In The American Magazine, the story was illustrated by Roy F. Spreter. It was illustrated by Treyer Evans in the Strand. The story was published in Ellery Queen's Mystery Magazine in February 1952.

"Strychnine in the Soup" was collected in the Mulliner Omnibus, published in 1935 by Herbert Jenkins Limited, and in The World of Mr. Mulliner, published in the UK in 1972 by Barrie & Jenkins and issued in the US in 1974 by the Taplinger Publishing Company. It was included in the 1939 collection The Week-End Wodehouse (US edition), published by Doubleday, Doran & Co. The story was featured in the 1949 collection The Best of Wodehouse, with stories selected by Scott Meredith and published by Pocket Books, New York. The collection generally included one story from each series, and "Strychnine in the Soup" was the only Mulliner story. The story was collected in the 1960 book The Most of P. G. Wodehouse, published in October 1960 by Simon and Schuster, New York. It was also included in Wodehouse on Crime, edited by D. R. Bensen and published by Ticknor & Fields, New York, in 1981.

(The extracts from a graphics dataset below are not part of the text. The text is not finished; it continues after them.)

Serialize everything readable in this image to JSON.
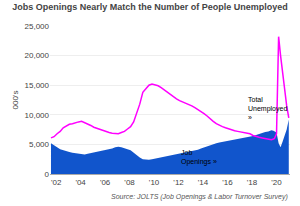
{
  "chart_data": {
    "type": "line",
    "title": "Jobs Openings Nearly Match the Number of People Unemployed",
    "ylabel": "000's",
    "source": "Source: JOLTS (Job Openings & Labor Turnover Survey)",
    "x": [
      2001.58,
      2001.83,
      2002.08,
      2002.33,
      2002.58,
      2002.83,
      2003.08,
      2003.33,
      2003.58,
      2003.83,
      2004.08,
      2004.33,
      2004.58,
      2004.83,
      2005.08,
      2005.33,
      2005.58,
      2005.83,
      2006.08,
      2006.33,
      2006.58,
      2006.83,
      2007.08,
      2007.33,
      2007.58,
      2007.83,
      2008.08,
      2008.33,
      2008.58,
      2008.83,
      2009.08,
      2009.33,
      2009.58,
      2009.83,
      2010.08,
      2010.33,
      2010.58,
      2010.83,
      2011.08,
      2011.33,
      2011.58,
      2011.83,
      2012.08,
      2012.33,
      2012.58,
      2012.83,
      2013.08,
      2013.33,
      2013.58,
      2013.83,
      2014.08,
      2014.33,
      2014.58,
      2014.83,
      2015.08,
      2015.33,
      2015.58,
      2015.83,
      2016.08,
      2016.33,
      2016.58,
      2016.83,
      2017.08,
      2017.33,
      2017.58,
      2017.83,
      2018.08,
      2018.33,
      2018.58,
      2018.83,
      2019.08,
      2019.33,
      2019.58,
      2019.75,
      2019.83,
      2020.0,
      2020.17,
      2020.33,
      2020.5,
      2020.67,
      2020.83,
      2021.0
    ],
    "series": [
      {
        "type": "area",
        "color": "#1155cc",
        "values": [
          5200,
          4800,
          4500,
          4200,
          4000,
          3800,
          3700,
          3600,
          3500,
          3400,
          3300,
          3300,
          3400,
          3500,
          3600,
          3700,
          3800,
          3900,
          4000,
          4100,
          4300,
          4500,
          4600,
          4500,
          4400,
          4200,
          4000,
          3600,
          3100,
          2800,
          2500,
          2400,
          2400,
          2500,
          2600,
          2700,
          2800,
          2900,
          3000,
          3100,
          3200,
          3300,
          3500,
          3600,
          3700,
          3800,
          3900,
          4000,
          4100,
          4300,
          4500,
          4700,
          4900,
          5100,
          5200,
          5300,
          5400,
          5400,
          5500,
          5600,
          5700,
          5800,
          5900,
          6000,
          6100,
          6200,
          6400,
          6600,
          6800,
          7000,
          7100,
          7200,
          7400,
          7300,
          7200,
          7000,
          5200,
          4500,
          5500,
          6500,
          7500,
          9200
        ]
      },
      {
        "type": "line",
        "color": "#ff00ff",
        "values": [
          6100,
          6300,
          6800,
          7200,
          7800,
          8100,
          8400,
          8500,
          8700,
          8800,
          8900,
          8700,
          8400,
          8200,
          7900,
          7700,
          7500,
          7300,
          7100,
          7000,
          6900,
          6800,
          6800,
          7000,
          7200,
          7600,
          8000,
          8800,
          10200,
          11800,
          13800,
          14500,
          15000,
          15200,
          15100,
          14900,
          14600,
          14200,
          13800,
          13400,
          13000,
          12700,
          12400,
          12200,
          12000,
          11800,
          11500,
          11200,
          10900,
          10600,
          10200,
          9800,
          9300,
          8900,
          8500,
          8200,
          8000,
          7800,
          7600,
          7500,
          7300,
          7200,
          7100,
          7000,
          6900,
          6800,
          6500,
          6300,
          6200,
          6100,
          6000,
          5900,
          5800,
          5900,
          6000,
          6800,
          23200,
          20000,
          17000,
          14000,
          11500,
          9500
        ]
      }
    ],
    "annotations": [
      {
        "text": "Total\nUnemployed\n»",
        "x": 2017.5,
        "y": 13500
      },
      {
        "text": "Job\nOpenings »",
        "x": 2012.0,
        "y": 4500
      }
    ],
    "xlim": [
      2001.5,
      2021.1
    ],
    "xticks": [
      {
        "value": 2002,
        "label": "'02"
      },
      {
        "value": 2004,
        "label": "'04"
      },
      {
        "value": 2006,
        "label": "'06"
      },
      {
        "value": 2008,
        "label": "'08"
      },
      {
        "value": 2010,
        "label": "'10"
      },
      {
        "value": 2012,
        "label": "'12"
      },
      {
        "value": 2014,
        "label": "'14"
      },
      {
        "value": 2016,
        "label": "'16"
      },
      {
        "value": 2018,
        "label": "'18"
      },
      {
        "value": 2020,
        "label": "'20"
      }
    ],
    "ylim": [
      0,
      25000
    ],
    "yticks": [
      0,
      {
        "value": 5000,
        "label": "5,000"
      },
      {
        "value": 10000,
        "label": "10,000"
      },
      {
        "value": 15000,
        "label": "15,000"
      },
      {
        "value": 20000,
        "label": "20,000"
      },
      {
        "value": 25000,
        "label": "25,000"
      }
    ],
    "grid": true
  }
}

The story was included in the anthology Treasury of Great Humor, Including Wit, Whimsy, and Satire from the Remote Past to the Present, edited and with commentary by Louis Untermeyer, and published by McGraw-Hill, New York, in 1972.

==Adaptations==

A BBC TV adaptation of the story aired on 9 April 1976 as part of the Wodehouse Playhouse series.